We share our garden with our next door neighbors as they have a bit of yard and we do not. In previous years, we've grown but a very few things in a tiny space beside our front porch as front yard is all we've got. This year, Papa talked Chris and Brad, our twenty-something bio-medical engineering PhD student neighbors, into digging up a bit of their unused back yard to grow good things in the dirt. They were all about it. Thus we have our massive cucumber plants and tangle of home-built trellis on which to grow them.
From the back corner of our house, we look at an angle through the neighbors' driveway towards the garden.Over the driveway, we approach the bit of yard...
Our cucumbers are massive, our tomatoes staked and growing, our pumpkin & squash mishmash threatens to overtake everything, and our beans are already yielding results.Last weekend, while we were visiting the grandparents to celebrate Aunt Natty's graduation, I asked Papa what I should do for Art Day this coming week.
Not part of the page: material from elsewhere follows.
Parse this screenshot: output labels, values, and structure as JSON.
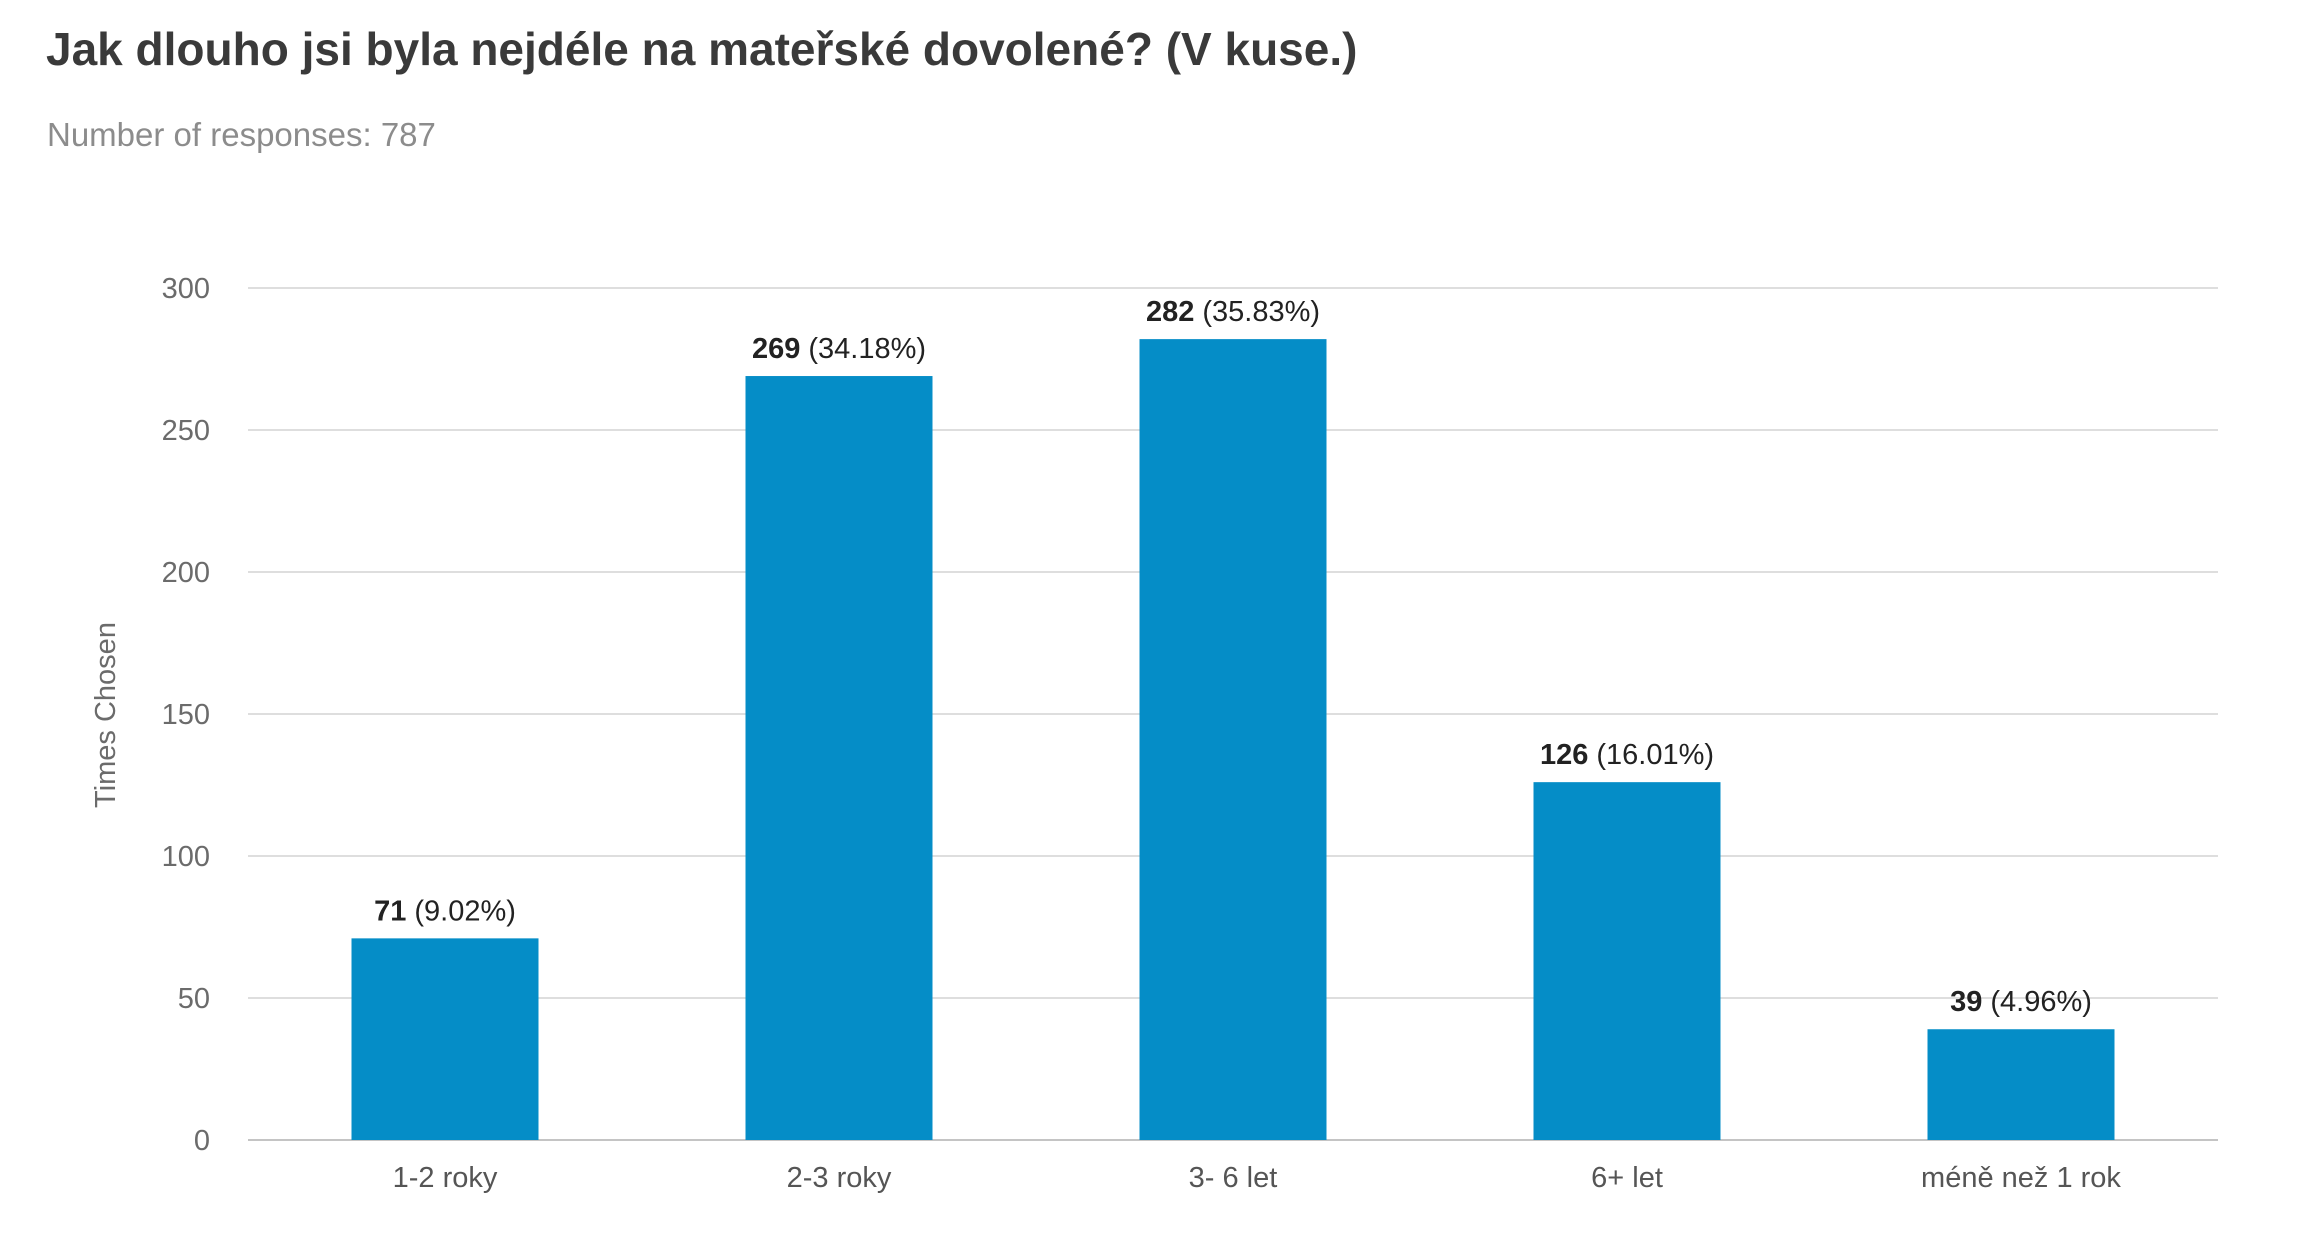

He said we should build him a scarecrow (though we have no crows eating our vegetables...yet). When Art Day rolled around, we didn't really do much of anything as the children were interested in merely playing with toys and chasing each other around like crazed monkeys. So I began work on the scarecrow all by myself. By the weekend, I completed it.
Jon's plastic owl also helps ward off unwanteds. Together, the owl, the scarecrow, and our sparkly-loving gnome form an intimidating alliance.
The scarecrow is comprised mostly of trash. His head was a grouping of plastic bags stuffed with a piece of foil overlaying it into an onion net bag.
The left eye is milk jug lid, beads, sparklies, and feathers.
The right eye of milk lid tie, juice lid, beer lid, PBR pin, button, button, rivet, and bead.
The arms are strung-together seedling packs (the threes cut into singular units, handy for stacked arms, strung on excess inherited acrylic yarn).
Bastian and I made the wavy, gay fingers together of plastic beads on wire.
The chest cavity is a salad container filled with artificial organs.
White plastic cutlery forms the ribcage.
The heart is stuffed felt, the lungs pink tulle leftover from our second wedding stuffed into more onion sleeves.
The liver is stuffed fabric (leftover from the teepee my mother made the boys for Christmas 3 years ago), the stomach the same fabric stuff into a garlic sleeve, and the intestines are braided yarn.
The stomach and the intestines are actually connected, via a lovely clump of hot glue. I'm quite fond of that touch, even if no one can see it.
We imagine that the tremendously bright colors will fade over the summer and it's my belief that I'll have to restuff the organs back into the chest cavity. That's what you get for walking around with your organs exposed, I suppose.